大凡おおよそで見ると、か。……まあ、普通の治癒速度で言えば早く見積もっても約6ヶ月かかるところだけど、名医たるこの俺の見立て上、ハッチの治癒能力は健常人のそれを約60倍は上回る計算だ。つ・ま・り、3日は安静期間ってことになるかな!」


「――3日、ね……。サンキュ、参考にさせてもらう。さあ、行くぞハチ」


 レンさんが忽如として告げる。僕は緊張した面持ちで頷く。それは正しく鬼の訓練が始まると身構えたが故の硬直であった。

 世界屈指の歩兵部隊直々たる訓練なのだから、想定以上に厳しい教練が要求されるだろうと、容易に予測が付くのは然ることながら。この負傷を回復した直後でどんな過酷な演習が待ち受けるのかと連想すればするほど、恐々と肩に力が入ってしまう。

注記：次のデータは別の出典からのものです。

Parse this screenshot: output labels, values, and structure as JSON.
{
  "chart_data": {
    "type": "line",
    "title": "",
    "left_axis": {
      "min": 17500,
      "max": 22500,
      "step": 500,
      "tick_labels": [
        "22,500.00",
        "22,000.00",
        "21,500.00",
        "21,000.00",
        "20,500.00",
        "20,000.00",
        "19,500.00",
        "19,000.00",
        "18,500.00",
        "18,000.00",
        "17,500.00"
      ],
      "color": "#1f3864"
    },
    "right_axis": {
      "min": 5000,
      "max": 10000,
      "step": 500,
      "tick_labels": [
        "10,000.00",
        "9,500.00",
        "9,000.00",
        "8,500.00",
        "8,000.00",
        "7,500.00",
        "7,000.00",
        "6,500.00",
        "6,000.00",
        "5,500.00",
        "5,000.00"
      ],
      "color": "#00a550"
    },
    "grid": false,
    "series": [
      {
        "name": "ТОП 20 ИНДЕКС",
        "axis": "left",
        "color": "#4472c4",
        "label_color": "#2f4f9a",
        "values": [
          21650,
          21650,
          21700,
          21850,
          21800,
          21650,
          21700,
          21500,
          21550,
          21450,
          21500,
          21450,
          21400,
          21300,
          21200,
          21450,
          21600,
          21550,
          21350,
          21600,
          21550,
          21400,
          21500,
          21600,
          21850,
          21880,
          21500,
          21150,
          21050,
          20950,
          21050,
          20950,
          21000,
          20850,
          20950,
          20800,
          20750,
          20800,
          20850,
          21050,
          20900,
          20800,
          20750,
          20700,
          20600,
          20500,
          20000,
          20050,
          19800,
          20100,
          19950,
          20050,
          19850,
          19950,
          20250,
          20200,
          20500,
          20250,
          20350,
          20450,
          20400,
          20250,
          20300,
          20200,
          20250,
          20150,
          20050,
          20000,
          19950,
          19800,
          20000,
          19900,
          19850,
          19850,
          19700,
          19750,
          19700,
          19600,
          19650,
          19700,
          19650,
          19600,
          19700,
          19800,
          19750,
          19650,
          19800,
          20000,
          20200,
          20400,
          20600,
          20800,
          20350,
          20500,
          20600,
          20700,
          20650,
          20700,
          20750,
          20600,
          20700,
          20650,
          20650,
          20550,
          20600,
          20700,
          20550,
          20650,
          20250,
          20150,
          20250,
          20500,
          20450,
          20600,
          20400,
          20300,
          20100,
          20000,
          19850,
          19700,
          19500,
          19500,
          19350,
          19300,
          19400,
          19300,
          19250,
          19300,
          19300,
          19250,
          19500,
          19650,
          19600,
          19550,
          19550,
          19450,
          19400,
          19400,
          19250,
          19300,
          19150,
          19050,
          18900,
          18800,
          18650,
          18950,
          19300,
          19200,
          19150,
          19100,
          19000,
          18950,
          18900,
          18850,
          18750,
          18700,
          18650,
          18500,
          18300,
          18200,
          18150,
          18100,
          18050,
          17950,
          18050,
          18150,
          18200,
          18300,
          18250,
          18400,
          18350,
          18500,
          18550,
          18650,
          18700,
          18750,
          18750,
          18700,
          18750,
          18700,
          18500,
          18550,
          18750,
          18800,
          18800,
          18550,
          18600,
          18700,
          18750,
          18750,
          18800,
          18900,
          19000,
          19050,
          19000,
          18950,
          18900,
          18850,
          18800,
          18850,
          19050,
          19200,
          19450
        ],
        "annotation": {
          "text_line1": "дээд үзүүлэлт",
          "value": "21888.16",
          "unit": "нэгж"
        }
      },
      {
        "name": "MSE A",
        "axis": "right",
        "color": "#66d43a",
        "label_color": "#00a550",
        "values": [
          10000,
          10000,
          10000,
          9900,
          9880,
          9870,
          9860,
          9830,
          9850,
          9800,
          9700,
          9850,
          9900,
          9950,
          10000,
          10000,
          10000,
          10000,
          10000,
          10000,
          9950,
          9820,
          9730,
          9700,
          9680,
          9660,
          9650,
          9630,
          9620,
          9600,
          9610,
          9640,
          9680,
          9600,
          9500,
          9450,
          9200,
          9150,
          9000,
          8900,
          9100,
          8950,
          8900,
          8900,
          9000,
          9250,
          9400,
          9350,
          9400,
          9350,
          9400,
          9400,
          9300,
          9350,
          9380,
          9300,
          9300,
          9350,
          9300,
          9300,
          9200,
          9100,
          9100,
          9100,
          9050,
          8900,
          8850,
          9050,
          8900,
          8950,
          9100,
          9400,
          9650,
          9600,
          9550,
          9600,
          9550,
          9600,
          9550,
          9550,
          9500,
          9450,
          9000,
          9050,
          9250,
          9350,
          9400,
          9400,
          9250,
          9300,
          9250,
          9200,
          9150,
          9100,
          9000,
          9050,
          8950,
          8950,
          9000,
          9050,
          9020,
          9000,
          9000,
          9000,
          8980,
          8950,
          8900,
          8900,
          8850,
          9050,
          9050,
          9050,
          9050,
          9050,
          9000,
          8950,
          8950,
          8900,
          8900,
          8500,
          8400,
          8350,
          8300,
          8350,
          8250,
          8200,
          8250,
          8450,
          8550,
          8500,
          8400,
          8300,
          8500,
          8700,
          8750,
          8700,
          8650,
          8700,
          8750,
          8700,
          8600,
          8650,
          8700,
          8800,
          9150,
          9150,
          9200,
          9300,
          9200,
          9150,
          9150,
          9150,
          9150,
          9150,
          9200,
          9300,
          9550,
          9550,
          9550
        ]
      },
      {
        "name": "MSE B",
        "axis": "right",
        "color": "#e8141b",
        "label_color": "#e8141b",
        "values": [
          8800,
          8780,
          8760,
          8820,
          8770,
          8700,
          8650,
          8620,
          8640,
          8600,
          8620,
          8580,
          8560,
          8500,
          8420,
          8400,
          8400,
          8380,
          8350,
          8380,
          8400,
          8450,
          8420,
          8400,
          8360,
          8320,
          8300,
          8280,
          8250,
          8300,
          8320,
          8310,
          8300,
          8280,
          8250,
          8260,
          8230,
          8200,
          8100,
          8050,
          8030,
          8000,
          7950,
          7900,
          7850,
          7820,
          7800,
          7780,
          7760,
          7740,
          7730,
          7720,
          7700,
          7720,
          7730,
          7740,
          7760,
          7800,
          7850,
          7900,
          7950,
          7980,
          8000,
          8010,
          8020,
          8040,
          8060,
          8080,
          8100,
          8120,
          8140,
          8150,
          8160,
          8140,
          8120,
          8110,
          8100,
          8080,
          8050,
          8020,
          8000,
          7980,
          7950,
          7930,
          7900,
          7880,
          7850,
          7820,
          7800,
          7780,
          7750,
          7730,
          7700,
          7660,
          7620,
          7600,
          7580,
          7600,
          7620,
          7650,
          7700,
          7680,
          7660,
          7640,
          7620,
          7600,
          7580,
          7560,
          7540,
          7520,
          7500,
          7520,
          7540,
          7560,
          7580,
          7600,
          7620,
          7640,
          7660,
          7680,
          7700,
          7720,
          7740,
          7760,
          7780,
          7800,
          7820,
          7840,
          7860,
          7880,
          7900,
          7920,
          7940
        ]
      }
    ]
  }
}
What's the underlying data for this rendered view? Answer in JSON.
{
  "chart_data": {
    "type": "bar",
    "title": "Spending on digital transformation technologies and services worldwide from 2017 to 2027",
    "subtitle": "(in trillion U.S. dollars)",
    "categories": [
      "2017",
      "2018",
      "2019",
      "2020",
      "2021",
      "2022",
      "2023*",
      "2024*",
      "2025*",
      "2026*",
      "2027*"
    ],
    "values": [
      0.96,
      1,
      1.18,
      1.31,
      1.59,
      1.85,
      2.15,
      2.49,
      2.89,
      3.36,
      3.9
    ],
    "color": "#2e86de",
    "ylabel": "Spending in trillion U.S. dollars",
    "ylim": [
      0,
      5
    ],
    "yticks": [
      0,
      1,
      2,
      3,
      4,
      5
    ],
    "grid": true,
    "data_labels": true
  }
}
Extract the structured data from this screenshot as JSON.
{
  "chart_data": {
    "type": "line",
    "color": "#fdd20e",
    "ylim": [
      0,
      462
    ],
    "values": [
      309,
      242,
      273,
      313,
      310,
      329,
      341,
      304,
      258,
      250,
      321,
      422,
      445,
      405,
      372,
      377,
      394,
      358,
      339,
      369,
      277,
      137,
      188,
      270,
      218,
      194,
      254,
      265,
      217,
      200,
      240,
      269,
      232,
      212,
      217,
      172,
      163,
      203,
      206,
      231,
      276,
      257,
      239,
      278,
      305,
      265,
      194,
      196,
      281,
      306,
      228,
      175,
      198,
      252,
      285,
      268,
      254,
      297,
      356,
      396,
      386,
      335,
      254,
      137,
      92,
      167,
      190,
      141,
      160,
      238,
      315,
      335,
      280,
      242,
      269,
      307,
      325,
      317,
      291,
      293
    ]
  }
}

 硬い表情をした僕を見てレンさんは少しキョトンとした後、ふっと笑った。「緊張しなくても、今さっき3日の待機期間を要請されたんだ。座学からのスタートだよ」と、振り向き様に見せる笑顔。あの鬼のような惨状を繰り広げた張本人と同一人物とは思えない、まるで天使のような微笑みを浮かべる。あまりにも厚情に占む瞳をするものだから、視力が大幅に低下したのかとさえ錯覚した。

 何てったってあの流血沙汰を生んだ暴漢だ。そんな男が天使の笑みを湛えるって、そんな馬鹿な話ないだろう。極端な二面性というよりは多重人格か、なんて疑いすら出てくるのは、当然の流れだった。


「何惚けてる。……ははーん、もしや何か失礼なことでも考えてるな?」


 ぎくり。期せずして肩が跳ねる。「何だこの男は。読心術でも心得ているのか?」と馬鹿らしくも疑うが、そんな観念的なことがあり得ぬというのは馬鹿でもわかる。偶々こちらの心の声を言い当てただけだと疑念を振り払い、僕は言い当てられた心情を隠すようにして言葉を取り繕う。


「人聞きの悪いこと言わないでくださいよ。僕はただ、あの暴虐の王たるレンさんが珍しく見た目相応に神様らしく笑ったなと思っただけです」


「いやいや、ハッチ。ハルちゃんが笑うのは確かにレアもの案件だけど、神様らしく笑うってのは一体何のことよ?」


「ええい! 話が稚児しくなるからその話は今じゃなくていいだろ!」


 テオさんを巻き込んで話を有耶無耶にできたのは想定外だったが、結果として上々だ。テオさんが「何? 二人して内緒話? 俺だけ仲間外れ?」と更に執拗に食らい付くから、どんどん失礼なことを考えていた事実が曖昧になっていく。よし、これで上手く誤魔化せたぞと、僕は一人北叟笑む。


 そんなやり取りをしている中、これから行われる座学の講師役をレンさんが務めるのか、なんてふと疑問を抱いた。塾の講師姿が俄然似合わないレンさんの姿を想像し吹き出しそうになったが、またもや心を読まれては堪らない。面白過ぎる偶像が現実かどうかまずは確かめてからリアクションを取らなくては。そう決意して、僕は一つ尋ねた。


「座学の講師役は誰がするんですか。もしかして、レンさんが?」


「俺が? やる訳ねえだろ! 講師役として教え上手な部下がいるんでな、そいつに頼むつもりだ。まあその前に部下二人と自己紹介でもしてもらう予定ではあるが」


 残念ながら面白い偶像は現実とはならなかった。が、レンさんを除くK-9sケーナインズ第一部隊隊員二人との顔合わせと聞いて、正直不安を禁じ得ない感覚に捕らわれる。何故ならレンさんという野放図な人間の部下となると、彼らも上司同様放埓な人間達なのではないかと考えてしまうからだ。昔から類は友を呼ぶというし、同族というものは集団を形成しやすい生物だ。第一部隊隊員達の人間性を悪い方向に予想してしまうのは、K-9sケーナインズ面子メンツのうち変人二人と関わりを持ってしまったからであろう。


「テオさん、僕達そろそろ失礼致します。銃創の治療をして頂いたことと、記憶喪失について専門的なご意見を頂いたこと、ありがとうございました」


「いいよいいよ。俺も何だかんだいって珍しい臨床事例にお目にかかれたから、知識欲的には大満足だしね」


 ひとまず彼との会話はここで終了だ。いつ発行されるかも知れない第一部隊と第十部隊との合同任務の時にはまた世話になるかもしれないが、その時は彼が件の内通者かどうかを確かめるべく密偵として接しなければならないので、今日のように何も気にせず会話はできないだろう。何より互いの腹を探り合う中で、殺伐とした関係性になるかもしれない。そうなれば、貴重な有識者による記憶に纏わる情報源を失うこととなる。願わくば彼が内通者でないことを祈るばかりである。


 テオフィル・クンツロール少佐が実権を握る第十部隊医学研究棟を後にして、僕は自力でレンさんと肩を並べて第一部隊の執務室へと歩を進めていた。消え遣らぬ両足の痛みを抱え、ずりずりと引き摺るようにして、レンさんに後れを取ることなく前進する。第一部隊の面々との相見に気怖じしつつも、前へと進行する決意は揺らぐことなく。